In one-way file synchronization, also called mirroring, updated files are copied from a source location to one or more target locations, but no files are copied back to the source location. In two-way file synchronization, updated files are copied in both directions, usually with the purpose of keeping the two locations identical to each other. In this article, the term synchronization refers exclusively to two-way file synchronization.
File synchronization is commonly used for home backups on external hard drives or updating for transport on USB flash drives. BitTorrent Sync, Dropbox, SKYSITE, Nextcloud, OneDrive, Google Drive and iCloud are prominent products. Some backup software also support real-time file sync. The automatic process prevents copying already identical files and thus can be faster and save much time versus a manual copy, and is less error prone.[1] However this suffers from the limit that the synchronized files must physically fit in the portable storage device. Synchronization software that only keeps a list of files and the changed files eliminates this problem (e.g. the "snapshot" feature in Beyond Compare or the "package" feature in Synchronize It!). It is especially useful for mobile workers, or others that work on multiple computers.
It is possible to synchronize multiple locations by synchronizing them one pair at a time. The Unison Manual[2] describes how to do this:
If you need to do this, the most reliable way to set things up is to organize the machines into a "star topology," with one machine designated as the "hub" and the rest as "spokes," and with each spoke machine synchronizing only with the hub. The big advantage of the star topology is that it eliminates the possibility of confusing "spurious conflicts" arising from the fact that a separate archive is maintained by Unison for every pair of hosts that it synchronizes.

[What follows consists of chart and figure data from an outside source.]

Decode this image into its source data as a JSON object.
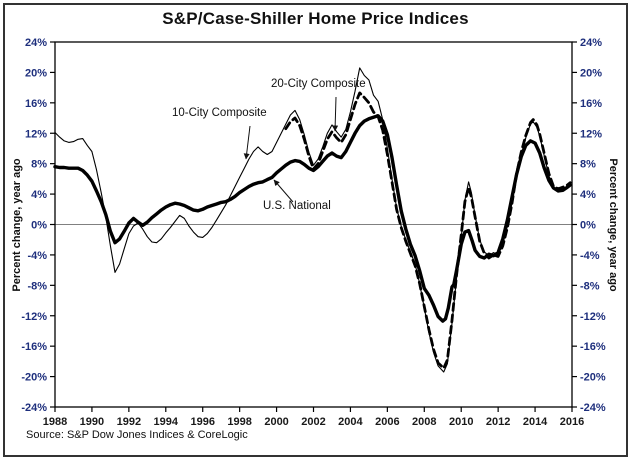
{
  "source": {
    "text": "Source: S&P Dow Jones Indices & CoreLogic"
  },
  "colors": {
    "line": "#000000",
    "zero_line": "#808080",
    "axis": "#000000",
    "y_tick_label": "#1e2f7d",
    "x_tick_label": "#1a1a1a",
    "frame_border": "#333333"
  },
  "chart_data": {
    "type": "line",
    "title": "S&P/Case-Shiller Home Price Indices",
    "x_axis": {
      "min": 1988,
      "max": 2016,
      "tick_step": 2,
      "tick_labels": [
        "1988",
        "1990",
        "1992",
        "1994",
        "1996",
        "1998",
        "2000",
        "2002",
        "2004",
        "2006",
        "2008",
        "2010",
        "2012",
        "2014",
        "2016"
      ]
    },
    "y_axis": {
      "label": "Percent change, year ago",
      "min": -24,
      "max": 24,
      "tick_step": 4,
      "tick_labels": [
        "24%",
        "20%",
        "16%",
        "12%",
        "8%",
        "4%",
        "0%",
        "-4%",
        "-8%",
        "-12%",
        "-16%",
        "-20%",
        "-24%"
      ],
      "mirrored_right": true
    },
    "zero_line": true,
    "grid": false,
    "legend": "inline-annotations",
    "series": [
      {
        "name": "10-City Composite",
        "style": "thin-solid",
        "points": [
          [
            1988.0,
            12.1
          ],
          [
            1988.25,
            11.5
          ],
          [
            1988.5,
            11.0
          ],
          [
            1988.75,
            10.8
          ],
          [
            1989.0,
            10.9
          ],
          [
            1989.25,
            11.2
          ],
          [
            1989.5,
            11.3
          ],
          [
            1989.75,
            10.4
          ],
          [
            1990.0,
            9.6
          ],
          [
            1990.25,
            7.2
          ],
          [
            1990.5,
            4.2
          ],
          [
            1990.75,
            1.0
          ],
          [
            1991.0,
            -2.8
          ],
          [
            1991.25,
            -6.3
          ],
          [
            1991.5,
            -5.2
          ],
          [
            1991.75,
            -3.2
          ],
          [
            1992.0,
            -1.2
          ],
          [
            1992.25,
            -0.2
          ],
          [
            1992.5,
            0.2
          ],
          [
            1992.75,
            -0.6
          ],
          [
            1993.0,
            -1.6
          ],
          [
            1993.25,
            -2.3
          ],
          [
            1993.5,
            -2.4
          ],
          [
            1993.75,
            -1.9
          ],
          [
            1994.0,
            -1.1
          ],
          [
            1994.25,
            -0.4
          ],
          [
            1994.5,
            0.4
          ],
          [
            1994.75,
            1.2
          ],
          [
            1995.0,
            0.8
          ],
          [
            1995.25,
            -0.2
          ],
          [
            1995.5,
            -1.0
          ],
          [
            1995.75,
            -1.6
          ],
          [
            1996.0,
            -1.7
          ],
          [
            1996.25,
            -1.2
          ],
          [
            1996.5,
            -0.4
          ],
          [
            1996.75,
            0.6
          ],
          [
            1997.0,
            1.6
          ],
          [
            1997.25,
            2.6
          ],
          [
            1997.5,
            3.8
          ],
          [
            1997.75,
            5.0
          ],
          [
            1998.0,
            6.2
          ],
          [
            1998.25,
            7.4
          ],
          [
            1998.5,
            8.6
          ],
          [
            1998.75,
            9.6
          ],
          [
            1999.0,
            10.2
          ],
          [
            1999.25,
            9.6
          ],
          [
            1999.5,
            9.2
          ],
          [
            1999.75,
            9.6
          ],
          [
            2000.0,
            10.8
          ],
          [
            2000.25,
            12.0
          ],
          [
            2000.5,
            13.2
          ],
          [
            2000.75,
            14.4
          ],
          [
            2001.0,
            15.0
          ],
          [
            2001.25,
            13.8
          ],
          [
            2001.5,
            11.8
          ],
          [
            2001.75,
            9.5
          ],
          [
            2002.0,
            7.8
          ],
          [
            2002.25,
            8.6
          ],
          [
            2002.5,
            10.2
          ],
          [
            2002.75,
            12.0
          ],
          [
            2003.0,
            13.1
          ],
          [
            2003.25,
            12.2
          ],
          [
            2003.5,
            11.5
          ],
          [
            2003.75,
            12.5
          ],
          [
            2004.0,
            14.8
          ],
          [
            2004.25,
            17.5
          ],
          [
            2004.5,
            20.6
          ],
          [
            2004.75,
            19.6
          ],
          [
            2005.0,
            19.0
          ],
          [
            2005.25,
            17.0
          ],
          [
            2005.5,
            16.2
          ],
          [
            2005.75,
            13.8
          ],
          [
            2006.0,
            10.0
          ],
          [
            2006.25,
            6.0
          ],
          [
            2006.5,
            2.2
          ],
          [
            2006.75,
            -0.2
          ],
          [
            2007.0,
            -2.0
          ],
          [
            2007.25,
            -3.6
          ],
          [
            2007.5,
            -5.2
          ],
          [
            2007.75,
            -7.8
          ],
          [
            2008.0,
            -11.0
          ],
          [
            2008.25,
            -14.2
          ],
          [
            2008.5,
            -16.8
          ],
          [
            2008.75,
            -18.6
          ],
          [
            2009.05,
            -19.4
          ],
          [
            2009.25,
            -18.3
          ],
          [
            2009.5,
            -13.0
          ],
          [
            2009.75,
            -7.0
          ],
          [
            2010.0,
            -1.8
          ],
          [
            2010.2,
            3.2
          ],
          [
            2010.4,
            5.6
          ],
          [
            2010.55,
            4.2
          ],
          [
            2010.75,
            1.2
          ],
          [
            2011.0,
            -2.0
          ],
          [
            2011.25,
            -3.6
          ],
          [
            2011.5,
            -4.1
          ],
          [
            2011.75,
            -3.7
          ],
          [
            2012.0,
            -4.0
          ],
          [
            2012.25,
            -2.6
          ],
          [
            2012.5,
            -0.2
          ],
          [
            2012.75,
            3.0
          ],
          [
            2013.0,
            6.5
          ],
          [
            2013.25,
            9.2
          ],
          [
            2013.5,
            11.4
          ],
          [
            2013.75,
            13.2
          ],
          [
            2013.9,
            13.5
          ],
          [
            2014.1,
            12.8
          ],
          [
            2014.25,
            11.6
          ],
          [
            2014.5,
            9.0
          ],
          [
            2014.75,
            6.4
          ],
          [
            2015.0,
            4.8
          ],
          [
            2015.25,
            4.4
          ],
          [
            2015.5,
            4.6
          ],
          [
            2015.75,
            4.9
          ],
          [
            2015.9,
            5.3
          ]
        ]
      },
      {
        "name": "20-City Composite",
        "style": "thick-dashed",
        "points": [
          [
            2000.5,
            12.6
          ],
          [
            2000.75,
            13.5
          ],
          [
            2001.0,
            14.0
          ],
          [
            2001.25,
            13.0
          ],
          [
            2001.5,
            11.2
          ],
          [
            2001.75,
            9.0
          ],
          [
            2002.0,
            7.3
          ],
          [
            2002.25,
            8.0
          ],
          [
            2002.5,
            9.6
          ],
          [
            2002.75,
            11.2
          ],
          [
            2003.0,
            12.2
          ],
          [
            2003.25,
            11.4
          ],
          [
            2003.5,
            10.8
          ],
          [
            2003.75,
            11.8
          ],
          [
            2004.0,
            13.8
          ],
          [
            2004.25,
            15.8
          ],
          [
            2004.5,
            17.3
          ],
          [
            2004.75,
            16.7
          ],
          [
            2005.0,
            16.0
          ],
          [
            2005.25,
            14.8
          ],
          [
            2005.5,
            14.2
          ],
          [
            2005.75,
            12.4
          ],
          [
            2006.0,
            9.2
          ],
          [
            2006.25,
            5.6
          ],
          [
            2006.5,
            2.0
          ],
          [
            2006.75,
            -0.4
          ],
          [
            2007.0,
            -2.2
          ],
          [
            2007.25,
            -3.8
          ],
          [
            2007.5,
            -5.4
          ],
          [
            2007.75,
            -7.8
          ],
          [
            2008.0,
            -10.8
          ],
          [
            2008.25,
            -13.8
          ],
          [
            2008.5,
            -16.4
          ],
          [
            2008.75,
            -18.2
          ],
          [
            2009.05,
            -18.9
          ],
          [
            2009.25,
            -17.8
          ],
          [
            2009.5,
            -12.6
          ],
          [
            2009.75,
            -6.6
          ],
          [
            2010.0,
            -1.4
          ],
          [
            2010.2,
            3.0
          ],
          [
            2010.4,
            4.9
          ],
          [
            2010.55,
            3.6
          ],
          [
            2010.75,
            1.0
          ],
          [
            2011.0,
            -2.2
          ],
          [
            2011.25,
            -3.8
          ],
          [
            2011.5,
            -4.4
          ],
          [
            2011.75,
            -4.0
          ],
          [
            2012.0,
            -4.2
          ],
          [
            2012.25,
            -2.8
          ],
          [
            2012.5,
            -0.4
          ],
          [
            2012.75,
            2.8
          ],
          [
            2013.0,
            6.7
          ],
          [
            2013.25,
            9.5
          ],
          [
            2013.5,
            11.7
          ],
          [
            2013.75,
            13.4
          ],
          [
            2013.9,
            13.8
          ],
          [
            2014.1,
            13.1
          ],
          [
            2014.25,
            11.9
          ],
          [
            2014.5,
            9.3
          ],
          [
            2014.75,
            6.7
          ],
          [
            2015.0,
            5.0
          ],
          [
            2015.25,
            4.7
          ],
          [
            2015.5,
            4.9
          ],
          [
            2015.75,
            5.2
          ],
          [
            2015.9,
            5.5
          ]
        ]
      },
      {
        "name": "U.S. National",
        "style": "thick-solid",
        "points": [
          [
            1988.0,
            7.6
          ],
          [
            1988.25,
            7.5
          ],
          [
            1988.5,
            7.5
          ],
          [
            1988.75,
            7.4
          ],
          [
            1989.0,
            7.4
          ],
          [
            1989.25,
            7.4
          ],
          [
            1989.5,
            7.1
          ],
          [
            1989.75,
            6.5
          ],
          [
            1990.0,
            5.7
          ],
          [
            1990.25,
            4.4
          ],
          [
            1990.5,
            3.0
          ],
          [
            1990.75,
            1.3
          ],
          [
            1991.0,
            -0.9
          ],
          [
            1991.25,
            -2.4
          ],
          [
            1991.5,
            -1.9
          ],
          [
            1991.75,
            -0.9
          ],
          [
            1992.0,
            0.2
          ],
          [
            1992.25,
            0.8
          ],
          [
            1992.5,
            0.3
          ],
          [
            1992.75,
            -0.1
          ],
          [
            1993.0,
            0.3
          ],
          [
            1993.25,
            0.9
          ],
          [
            1993.5,
            1.4
          ],
          [
            1993.75,
            1.9
          ],
          [
            1994.0,
            2.3
          ],
          [
            1994.25,
            2.6
          ],
          [
            1994.5,
            2.8
          ],
          [
            1994.75,
            2.7
          ],
          [
            1995.0,
            2.5
          ],
          [
            1995.25,
            2.2
          ],
          [
            1995.5,
            1.9
          ],
          [
            1995.75,
            1.8
          ],
          [
            1996.0,
            2.0
          ],
          [
            1996.25,
            2.3
          ],
          [
            1996.5,
            2.5
          ],
          [
            1996.75,
            2.7
          ],
          [
            1997.0,
            2.9
          ],
          [
            1997.25,
            3.0
          ],
          [
            1997.5,
            3.3
          ],
          [
            1997.75,
            3.7
          ],
          [
            1998.0,
            4.2
          ],
          [
            1998.25,
            4.6
          ],
          [
            1998.5,
            5.0
          ],
          [
            1998.75,
            5.3
          ],
          [
            1999.0,
            5.5
          ],
          [
            1999.25,
            5.6
          ],
          [
            1999.5,
            5.9
          ],
          [
            1999.75,
            6.2
          ],
          [
            2000.0,
            6.8
          ],
          [
            2000.25,
            7.3
          ],
          [
            2000.5,
            7.8
          ],
          [
            2000.75,
            8.2
          ],
          [
            2001.0,
            8.4
          ],
          [
            2001.25,
            8.3
          ],
          [
            2001.5,
            7.9
          ],
          [
            2001.75,
            7.4
          ],
          [
            2002.0,
            7.1
          ],
          [
            2002.25,
            7.6
          ],
          [
            2002.5,
            8.3
          ],
          [
            2002.75,
            9.0
          ],
          [
            2003.0,
            9.4
          ],
          [
            2003.25,
            9.0
          ],
          [
            2003.5,
            8.8
          ],
          [
            2003.75,
            9.6
          ],
          [
            2004.0,
            10.8
          ],
          [
            2004.25,
            12.0
          ],
          [
            2004.5,
            13.0
          ],
          [
            2004.75,
            13.6
          ],
          [
            2005.0,
            13.9
          ],
          [
            2005.25,
            14.1
          ],
          [
            2005.5,
            14.3
          ],
          [
            2005.75,
            13.6
          ],
          [
            2006.0,
            11.8
          ],
          [
            2006.25,
            8.8
          ],
          [
            2006.5,
            5.2
          ],
          [
            2006.75,
            1.8
          ],
          [
            2007.0,
            -0.6
          ],
          [
            2007.25,
            -2.6
          ],
          [
            2007.5,
            -4.1
          ],
          [
            2007.75,
            -6.1
          ],
          [
            2008.0,
            -8.4
          ],
          [
            2008.25,
            -9.3
          ],
          [
            2008.5,
            -10.6
          ],
          [
            2008.75,
            -12.1
          ],
          [
            2009.0,
            -12.7
          ],
          [
            2009.15,
            -12.4
          ],
          [
            2009.3,
            -11.0
          ],
          [
            2009.5,
            -8.2
          ],
          [
            2009.6,
            -7.9
          ],
          [
            2009.75,
            -6.0
          ],
          [
            2010.0,
            -2.6
          ],
          [
            2010.2,
            -1.0
          ],
          [
            2010.4,
            -0.8
          ],
          [
            2010.6,
            -2.2
          ],
          [
            2010.75,
            -3.4
          ],
          [
            2011.0,
            -4.2
          ],
          [
            2011.25,
            -4.4
          ],
          [
            2011.5,
            -3.9
          ],
          [
            2011.75,
            -4.1
          ],
          [
            2012.0,
            -3.7
          ],
          [
            2012.25,
            -1.9
          ],
          [
            2012.5,
            0.6
          ],
          [
            2012.75,
            3.6
          ],
          [
            2013.0,
            6.6
          ],
          [
            2013.25,
            8.9
          ],
          [
            2013.5,
            10.4
          ],
          [
            2013.75,
            11.0
          ],
          [
            2014.0,
            10.7
          ],
          [
            2014.25,
            9.4
          ],
          [
            2014.5,
            7.4
          ],
          [
            2014.75,
            5.8
          ],
          [
            2015.0,
            4.8
          ],
          [
            2015.25,
            4.4
          ],
          [
            2015.5,
            4.5
          ],
          [
            2015.75,
            4.9
          ],
          [
            2015.9,
            5.2
          ]
        ]
      }
    ]
  }
}
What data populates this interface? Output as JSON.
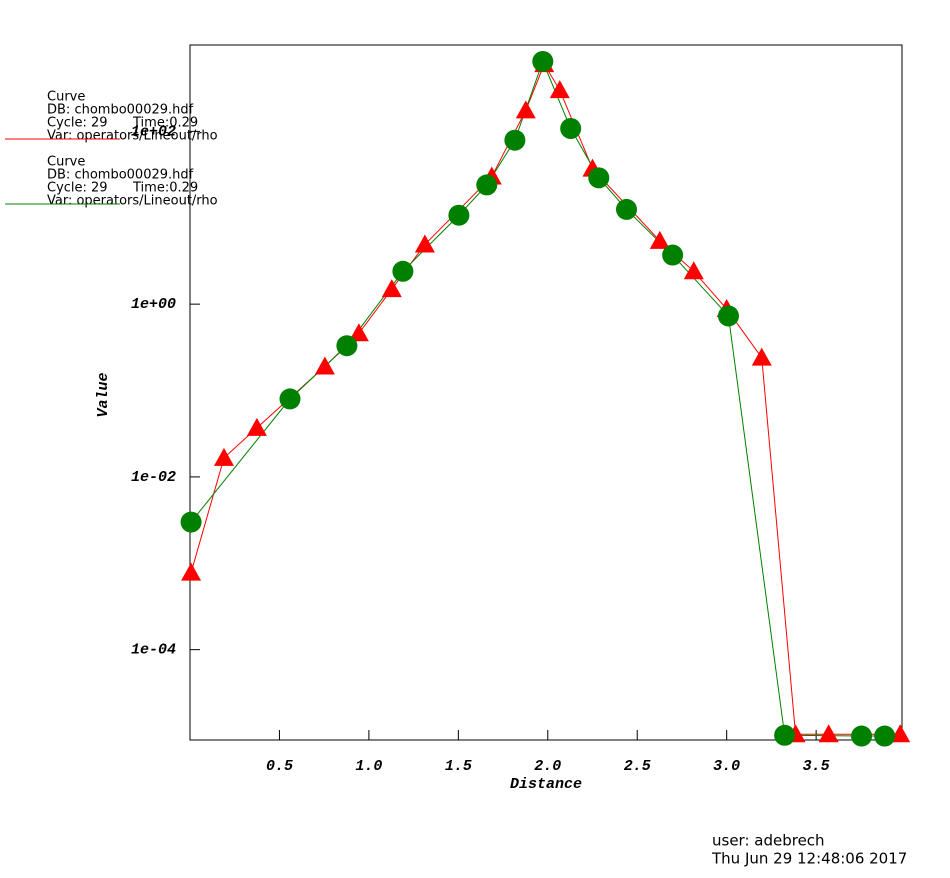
{
  "chart_data": {
    "type": "line",
    "xlabel": "Distance",
    "ylabel": "Value",
    "xlim": [
      0,
      3.98
    ],
    "ylim": [
      9e-06,
      1000
    ],
    "ylog": true,
    "grid": false,
    "xticks": [
      0.5,
      {
        "value": 1,
        "label": "1.0"
      },
      1.5,
      {
        "value": 2,
        "label": "2.0"
      },
      2.5,
      {
        "value": 3,
        "label": "3.0"
      },
      3.5
    ],
    "yticks": [
      {
        "value": 0.0001,
        "label": "1e-04"
      },
      {
        "value": 0.01,
        "label": "1e-02"
      },
      {
        "value": 1,
        "label": "1e+00"
      },
      {
        "value": 100,
        "label": "1e+02"
      }
    ],
    "series": [
      {
        "name": "Curve",
        "db": "DB: chombo00029.hdf",
        "cycle": "Cycle: 29",
        "time": "Time:0.29",
        "var": "Var: operators/Lineout/rho",
        "color": "#ff0000",
        "marker": "triangle",
        "x": [
          0.006,
          0.19,
          0.374,
          0.754,
          0.944,
          1.128,
          1.313,
          1.687,
          1.877,
          1.98,
          2.067,
          2.25,
          2.626,
          2.816,
          3.0,
          3.196,
          3.385,
          3.57,
          3.97
        ],
        "values": [
          0.00078,
          0.0166,
          0.037,
          0.19,
          0.46,
          1.49,
          4.9,
          30,
          175,
          600,
          300,
          37,
          5.4,
          2.4,
          0.88,
          0.24,
          1.05e-05,
          1.05e-05,
          1.05e-05
        ]
      },
      {
        "name": "Curve",
        "db": "DB: chombo00029.hdf",
        "cycle": "Cycle: 29",
        "time": "Time:0.29",
        "var": "Var: operators/Lineout/rho",
        "color": "#008000",
        "marker": "circle",
        "x": [
          0.006,
          0.559,
          0.877,
          1.19,
          1.503,
          1.659,
          1.816,
          1.972,
          2.128,
          2.285,
          2.44,
          2.698,
          3.01,
          3.324,
          3.754,
          3.883
        ],
        "values": [
          0.003,
          0.08,
          0.33,
          2.4,
          10.7,
          24,
          79,
          645,
          108,
          29,
          12.5,
          3.7,
          0.73,
          1.02e-05,
          1e-05,
          1e-05
        ]
      }
    ]
  },
  "footer": {
    "user": "user: adebrech",
    "date": "Thu Jun 29 12:48:06 2017"
  }
}
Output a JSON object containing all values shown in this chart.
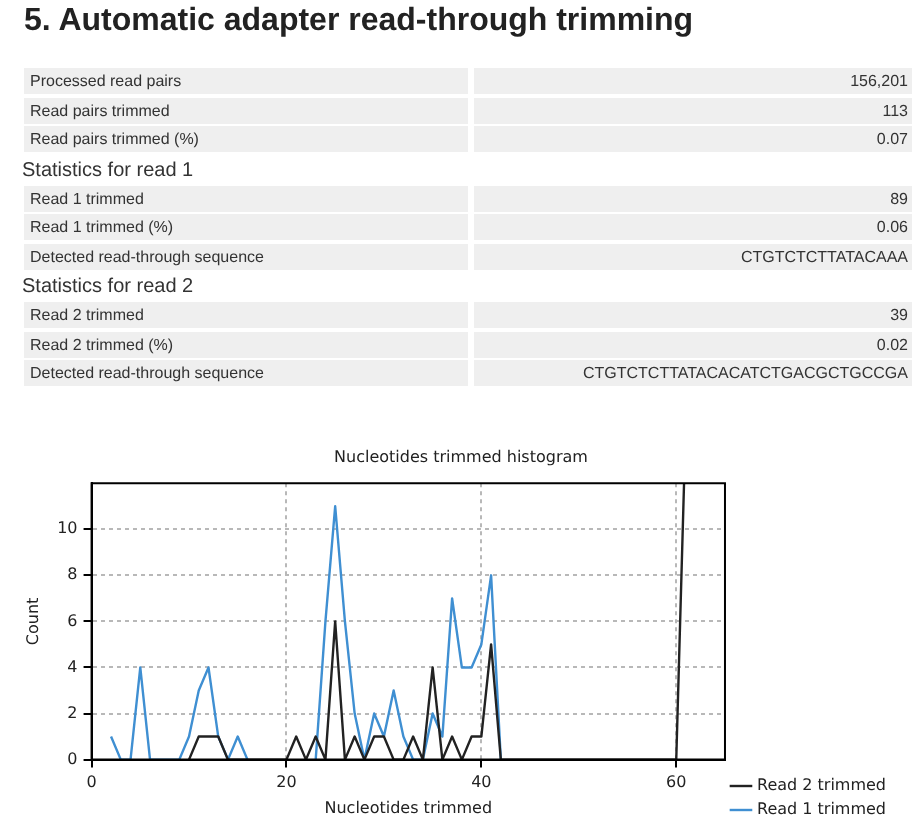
{
  "chart_data": [
    {
      "type": "other",
      "title": "5. Automatic adapter read-through trimming",
      "annotations": [
        "Processed read pairs",
        "156,201",
        "Read pairs trimmed",
        "113",
        "Read pairs trimmed (%)",
        "0.07",
        "Statistics for read 1",
        "Read 1 trimmed",
        "89",
        "Read 1 trimmed (%)",
        "0.06",
        "Detected read-through sequence",
        "CTGTCTCTTATACAAA",
        "Statistics for read 2",
        "Read 2 trimmed",
        "39",
        "Read 2 trimmed (%)",
        "0.02",
        "Detected read-through sequence",
        "CTGTCTCTTATACACATCTGACGCTGCCGA"
      ]
    },
    {
      "type": "line",
      "title": "Nucleotides trimmed histogram",
      "xlabel": "Nucleotides trimmed",
      "ylabel": "Count",
      "x": [
        2,
        3,
        4,
        5,
        6,
        7,
        8,
        9,
        10,
        11,
        12,
        13,
        14,
        15,
        16,
        17,
        18,
        19,
        20,
        21,
        22,
        23,
        24,
        25,
        26,
        27,
        28,
        29,
        30,
        31,
        32,
        33,
        34,
        35,
        36,
        37,
        38,
        39,
        40,
        41,
        42,
        43,
        44,
        45,
        46,
        47,
        48,
        49,
        50,
        51,
        52,
        53,
        54,
        55,
        56,
        57,
        58,
        59,
        60,
        60.8
      ],
      "series": [
        {
          "name": "Read 2 trimmed",
          "color": "#222222",
          "values": [
            null,
            null,
            null,
            null,
            null,
            null,
            null,
            null,
            0,
            1,
            1,
            1,
            0,
            0,
            0,
            0,
            0,
            0,
            0,
            1,
            0,
            1,
            0,
            6,
            0,
            1,
            0,
            1,
            1,
            0,
            0,
            1,
            0,
            4,
            0,
            1,
            0,
            1,
            1,
            5,
            0,
            0,
            0,
            0,
            0,
            0,
            0,
            0,
            0,
            0,
            0,
            0,
            0,
            0,
            0,
            0,
            0,
            0,
            0,
            12
          ]
        },
        {
          "name": "Read 1 trimmed",
          "color": "#3f8fd2",
          "values": [
            1,
            0,
            0,
            4,
            0,
            0,
            0,
            0,
            1,
            3,
            4,
            1,
            0,
            1,
            0,
            null,
            null,
            null,
            null,
            null,
            null,
            0,
            6,
            11,
            6,
            2,
            0,
            2,
            1,
            3,
            1,
            0,
            0,
            2,
            1,
            7,
            4,
            4,
            5,
            8,
            0,
            null,
            null,
            null,
            null,
            null,
            null,
            null,
            null,
            null,
            null,
            null,
            null,
            null,
            null,
            null,
            null,
            null,
            null,
            null
          ]
        }
      ],
      "xlim": [
        0,
        65
      ],
      "xticks": [
        0,
        20,
        40,
        60
      ],
      "ylim": [
        0,
        12
      ],
      "yticks": [
        0,
        2,
        4,
        6,
        8,
        10
      ],
      "grid": true,
      "legend": "right",
      "line_style": "solid",
      "marker": "none"
    }
  ]
}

Conflict detection where a file has been modified on both sources, as opposed to where it has only been modified on one. Undetected conflicts can lead to overwriting copies of the file with the most recent version, causing data loss. For conflict detection, the synchronization software needs to keep a database of the synchronized files. Distributed conflict detection can be achieved by version vectors.
Open Files Support ensures data integrity when copying data or application files that are in-use or database files that are exclusively locked.
Specific support for using an intermediate storage device, such as a removable flash disc, to synchronize two machines. Most synchronizing programs can be used in this way, but providing specific support for this can reduce the amount of data stored on a device.
The ability to preview any changes before they are made.
The ability to view differences in individual files.
Backup between operating systems and transfer between network computers.[3]
Ability to edit or use files on multiple computers or operating systems.
Shared file access involves but should not be confused with file synchronization and other information synchronization. Internet-based information synchronization may, for example, use the SyncML language. Shared file access is based on server-side pushing of folder information, and is normally used over an "always on" Internet socket. File synchronization allows the user to be offline from time to time and is normally based on an agent software that polls synchronized machines at reconnect, and sometimes repeatedly with a certain time interval, to discover differences. Modern operating systems often include a local cache of remote files, allowing offline access and synchronization when reconnected.
Consumer-grade file synchronization solutions are popular, however for business use, they create a concern of allowing corporate information to sprawl to unmanaged devices and cloud services which are uncontrolled by the organization.[citation needed]
When using cloud services, data privacy risks can be mitigated by using a file synchronization solution that features end-to-end encryption instead of simple transport (HTTPS) or at-rest encryption.